Former New Jersey Gov. Chris Christie and conservative radio personality Larry Elder have not made it clear what they would do as president with regard to Powell’s position.
Christie has floated the idea of keeping Powell as Fed chair if elected president in 2024 and instead blamed Trump and Biden for inflation, according to CNBC.
“It depends on how he does from here out,” Christie told CNBC on Sept. 5, which his campaign referred the DCNF to.
Elder did not comment on Powell’s position, but blamed “reckless spending” for being in a position to consider replacing the Fed chair.
“Well, but for the reckless spending and the ‘quantitative easing,’ aka the printing of money, we wouldn’t be in this situation,” Elder told the DCNF in a statement. “We need to go back to the gold standard and pass an amendment to set spending to a fixed percentage of GDP.”

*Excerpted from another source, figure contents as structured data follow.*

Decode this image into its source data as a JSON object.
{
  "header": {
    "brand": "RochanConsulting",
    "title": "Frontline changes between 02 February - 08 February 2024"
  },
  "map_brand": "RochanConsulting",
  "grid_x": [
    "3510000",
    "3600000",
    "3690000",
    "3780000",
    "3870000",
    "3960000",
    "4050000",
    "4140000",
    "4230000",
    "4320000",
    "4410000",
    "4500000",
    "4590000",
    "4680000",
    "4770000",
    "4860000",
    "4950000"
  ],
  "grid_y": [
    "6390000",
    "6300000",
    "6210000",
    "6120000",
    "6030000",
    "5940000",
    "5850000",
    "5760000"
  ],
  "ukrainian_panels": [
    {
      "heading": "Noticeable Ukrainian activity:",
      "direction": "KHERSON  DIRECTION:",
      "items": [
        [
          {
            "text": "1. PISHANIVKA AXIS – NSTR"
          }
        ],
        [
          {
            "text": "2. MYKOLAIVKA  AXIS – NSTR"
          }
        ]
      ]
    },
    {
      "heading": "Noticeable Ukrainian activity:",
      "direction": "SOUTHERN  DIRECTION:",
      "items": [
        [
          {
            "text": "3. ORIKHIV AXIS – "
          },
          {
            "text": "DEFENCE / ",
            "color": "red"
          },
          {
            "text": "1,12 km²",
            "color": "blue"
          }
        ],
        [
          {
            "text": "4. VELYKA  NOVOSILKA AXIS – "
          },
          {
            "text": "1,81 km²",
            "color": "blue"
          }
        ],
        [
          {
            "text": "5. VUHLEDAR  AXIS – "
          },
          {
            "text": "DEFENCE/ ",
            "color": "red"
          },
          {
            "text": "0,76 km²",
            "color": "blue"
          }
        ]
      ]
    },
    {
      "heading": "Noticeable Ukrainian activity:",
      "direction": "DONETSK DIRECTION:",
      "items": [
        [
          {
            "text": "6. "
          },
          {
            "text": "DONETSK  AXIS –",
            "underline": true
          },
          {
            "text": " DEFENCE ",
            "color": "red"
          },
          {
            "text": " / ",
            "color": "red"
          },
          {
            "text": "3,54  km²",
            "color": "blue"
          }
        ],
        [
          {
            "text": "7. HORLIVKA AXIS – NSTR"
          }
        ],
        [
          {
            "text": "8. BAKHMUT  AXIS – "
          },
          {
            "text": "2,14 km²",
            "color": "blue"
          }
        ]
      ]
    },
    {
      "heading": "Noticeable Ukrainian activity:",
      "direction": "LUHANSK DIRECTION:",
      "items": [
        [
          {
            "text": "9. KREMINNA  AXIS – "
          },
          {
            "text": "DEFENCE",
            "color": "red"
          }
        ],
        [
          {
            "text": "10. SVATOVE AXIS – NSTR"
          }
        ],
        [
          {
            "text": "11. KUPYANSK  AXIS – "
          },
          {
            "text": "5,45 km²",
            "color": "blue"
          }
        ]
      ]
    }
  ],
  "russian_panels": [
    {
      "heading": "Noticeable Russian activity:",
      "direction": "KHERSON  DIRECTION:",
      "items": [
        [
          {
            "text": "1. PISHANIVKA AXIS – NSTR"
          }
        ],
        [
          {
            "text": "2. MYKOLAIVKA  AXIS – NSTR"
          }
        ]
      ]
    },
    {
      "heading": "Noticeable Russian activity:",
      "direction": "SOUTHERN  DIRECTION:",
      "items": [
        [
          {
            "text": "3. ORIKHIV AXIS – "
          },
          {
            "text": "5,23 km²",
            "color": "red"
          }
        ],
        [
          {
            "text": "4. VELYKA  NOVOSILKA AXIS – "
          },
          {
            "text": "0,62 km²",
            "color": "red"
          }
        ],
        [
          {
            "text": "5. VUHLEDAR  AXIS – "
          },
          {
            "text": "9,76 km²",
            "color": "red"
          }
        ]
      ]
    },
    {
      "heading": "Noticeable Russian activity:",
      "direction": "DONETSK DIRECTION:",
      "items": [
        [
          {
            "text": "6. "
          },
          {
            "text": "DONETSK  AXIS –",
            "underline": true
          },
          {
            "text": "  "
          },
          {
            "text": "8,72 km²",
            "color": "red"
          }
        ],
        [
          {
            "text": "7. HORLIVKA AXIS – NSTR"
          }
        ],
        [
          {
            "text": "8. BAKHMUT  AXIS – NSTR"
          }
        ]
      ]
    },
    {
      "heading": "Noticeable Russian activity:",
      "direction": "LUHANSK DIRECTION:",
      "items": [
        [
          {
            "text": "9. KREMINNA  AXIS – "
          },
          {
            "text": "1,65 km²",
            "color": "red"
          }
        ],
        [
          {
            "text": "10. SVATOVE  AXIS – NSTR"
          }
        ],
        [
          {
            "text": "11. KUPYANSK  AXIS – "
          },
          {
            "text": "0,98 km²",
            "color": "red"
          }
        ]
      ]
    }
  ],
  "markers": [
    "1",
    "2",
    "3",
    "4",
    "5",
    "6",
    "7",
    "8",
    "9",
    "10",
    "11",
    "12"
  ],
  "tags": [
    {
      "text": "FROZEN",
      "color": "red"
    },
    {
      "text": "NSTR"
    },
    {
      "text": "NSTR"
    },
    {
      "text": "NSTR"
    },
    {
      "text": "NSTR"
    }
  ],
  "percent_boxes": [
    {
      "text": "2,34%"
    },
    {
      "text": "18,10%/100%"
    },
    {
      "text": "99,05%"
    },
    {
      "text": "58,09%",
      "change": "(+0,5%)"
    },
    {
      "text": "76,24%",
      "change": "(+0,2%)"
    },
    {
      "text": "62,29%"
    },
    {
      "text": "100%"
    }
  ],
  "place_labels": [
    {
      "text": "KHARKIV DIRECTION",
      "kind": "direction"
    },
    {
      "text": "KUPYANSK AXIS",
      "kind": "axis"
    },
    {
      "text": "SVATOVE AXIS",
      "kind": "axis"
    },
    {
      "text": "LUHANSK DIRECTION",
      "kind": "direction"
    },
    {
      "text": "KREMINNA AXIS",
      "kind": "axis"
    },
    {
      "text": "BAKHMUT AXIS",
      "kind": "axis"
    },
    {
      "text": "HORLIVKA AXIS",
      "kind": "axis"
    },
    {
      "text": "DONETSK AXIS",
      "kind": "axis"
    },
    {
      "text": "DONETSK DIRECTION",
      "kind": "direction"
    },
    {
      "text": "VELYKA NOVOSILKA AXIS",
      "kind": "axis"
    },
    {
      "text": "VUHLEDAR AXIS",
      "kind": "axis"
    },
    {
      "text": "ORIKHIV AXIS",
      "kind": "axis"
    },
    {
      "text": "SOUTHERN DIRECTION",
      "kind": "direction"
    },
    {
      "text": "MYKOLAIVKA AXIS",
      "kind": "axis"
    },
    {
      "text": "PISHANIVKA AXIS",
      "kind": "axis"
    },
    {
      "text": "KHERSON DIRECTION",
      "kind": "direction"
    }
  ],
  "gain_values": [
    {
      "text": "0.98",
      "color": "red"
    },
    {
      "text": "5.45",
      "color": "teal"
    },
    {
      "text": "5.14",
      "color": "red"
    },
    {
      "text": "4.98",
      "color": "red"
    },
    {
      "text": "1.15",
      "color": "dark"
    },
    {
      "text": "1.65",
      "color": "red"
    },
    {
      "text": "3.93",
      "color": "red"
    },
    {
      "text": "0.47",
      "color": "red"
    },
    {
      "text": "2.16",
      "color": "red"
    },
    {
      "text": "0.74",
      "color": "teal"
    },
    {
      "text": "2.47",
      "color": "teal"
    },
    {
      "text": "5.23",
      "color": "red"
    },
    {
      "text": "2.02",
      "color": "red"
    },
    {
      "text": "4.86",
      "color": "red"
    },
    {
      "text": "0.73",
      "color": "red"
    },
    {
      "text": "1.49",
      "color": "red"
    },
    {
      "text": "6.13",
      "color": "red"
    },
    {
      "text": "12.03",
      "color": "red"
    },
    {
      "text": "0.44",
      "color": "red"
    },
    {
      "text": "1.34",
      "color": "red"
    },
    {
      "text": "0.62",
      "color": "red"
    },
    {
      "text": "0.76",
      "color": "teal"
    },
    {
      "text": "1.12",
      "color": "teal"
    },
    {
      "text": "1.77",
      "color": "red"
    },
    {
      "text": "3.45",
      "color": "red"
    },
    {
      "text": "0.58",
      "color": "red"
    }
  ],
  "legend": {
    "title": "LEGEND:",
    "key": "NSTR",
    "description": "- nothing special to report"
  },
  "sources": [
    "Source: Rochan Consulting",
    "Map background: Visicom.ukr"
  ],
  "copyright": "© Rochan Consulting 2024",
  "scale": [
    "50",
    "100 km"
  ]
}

The RealClearPolitics (RCP) average for a 2024 national Republican primary, based on polls conducted between Aug. 24 and Sept. 14, indicates Trump is leading the crowded field by over 40 points, followed by DeSantis at 12.7% and Ramaswamy at 7.2%. Former U.N. Ambassador Nikki Haley garnered 5.7% support and Pence received 4.5%, while all other 2024 hopefuls garnered less than 3% support.
The Federal Reserve Board declined to comment. Trump, Haley, South Carolina Sen. Tim Scott, former Texas Rep. Will Hurd and North Dakota Gov. Doug Burgum did not immediately respond to the DCNF’s requests for comment.